The patchwork reflects the radically different paths the coronavirus takes from nation to nation, depending not only on vaccines, but on geographic isolation, the spread of the highly infectious Delta and other variants, social and economic restrictions, public compliance and an element of luck.
Conditions have improved substantially in places like India and South America that a few months ago were among the hardest-hit in the world, according to the Center for Systems Science and Engineering at Johns Hopkins University.
In May, India reached about 400,000 new infections and 4,000 Covid-19 deaths officially reported per day, though experts said the true toll was much higher. On Monday, the daily tally of new cases in India dipped below 30,000 for the first time in more than four months, and the country is now reporting fewer than 1,000 deaths a day.
The most troubled countries now are a scattered assortment, not concentrated in any one region.

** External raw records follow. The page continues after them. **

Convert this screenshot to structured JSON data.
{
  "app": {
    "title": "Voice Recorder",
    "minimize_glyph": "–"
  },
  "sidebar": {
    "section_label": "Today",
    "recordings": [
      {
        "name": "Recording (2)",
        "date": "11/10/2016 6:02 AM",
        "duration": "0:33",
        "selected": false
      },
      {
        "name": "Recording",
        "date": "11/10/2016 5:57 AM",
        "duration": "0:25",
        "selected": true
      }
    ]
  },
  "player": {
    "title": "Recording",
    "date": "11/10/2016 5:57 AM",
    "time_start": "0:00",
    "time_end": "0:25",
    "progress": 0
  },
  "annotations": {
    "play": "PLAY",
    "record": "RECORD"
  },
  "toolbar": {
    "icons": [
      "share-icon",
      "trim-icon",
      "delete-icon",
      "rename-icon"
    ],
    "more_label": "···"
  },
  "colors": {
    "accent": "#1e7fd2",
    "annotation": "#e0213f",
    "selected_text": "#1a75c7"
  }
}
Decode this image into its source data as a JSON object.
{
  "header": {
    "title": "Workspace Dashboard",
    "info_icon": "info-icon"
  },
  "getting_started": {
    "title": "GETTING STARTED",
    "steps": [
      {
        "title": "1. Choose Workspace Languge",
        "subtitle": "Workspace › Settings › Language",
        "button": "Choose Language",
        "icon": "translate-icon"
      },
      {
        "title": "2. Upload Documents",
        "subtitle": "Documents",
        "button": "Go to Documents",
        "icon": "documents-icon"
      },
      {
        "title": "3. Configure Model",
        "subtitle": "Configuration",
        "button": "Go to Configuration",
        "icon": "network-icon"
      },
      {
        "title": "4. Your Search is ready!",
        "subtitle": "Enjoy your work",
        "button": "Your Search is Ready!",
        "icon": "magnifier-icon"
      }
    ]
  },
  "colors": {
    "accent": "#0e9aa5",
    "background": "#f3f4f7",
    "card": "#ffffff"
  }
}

Botswana, Kazakhstan, Malaysia and Spain have among the highest infection rates in the world, with numbers still climbing. Indonesia, which was recording more cases than any other country this month, remains badly affected, but the pace there has eased somewhat.
In many countries, rates of new cases are relatively low but have risen sharply in recent days. They include countries with some of the highest inoculation rates, like Finland, France, Germany, Ireland, Israel and the United States, where restrictions have relaxed and the Delta variant has surged.
Vaccination rates range from more than 80 percent of adults in some countries to less than 1 percent in others, including in many of the world’s poorest nations, according to data from the Our World in Data project at the University of Oxford.
Globally, more than 500,000 new cases are being recorded daily, compared with more than 800,000 three months ago. But comparisons like that are fraught, because official reporting practices vary widely from region to region. The picture is especially difficult to gauge across most of Africa, where both testing and vaccines remain scarce.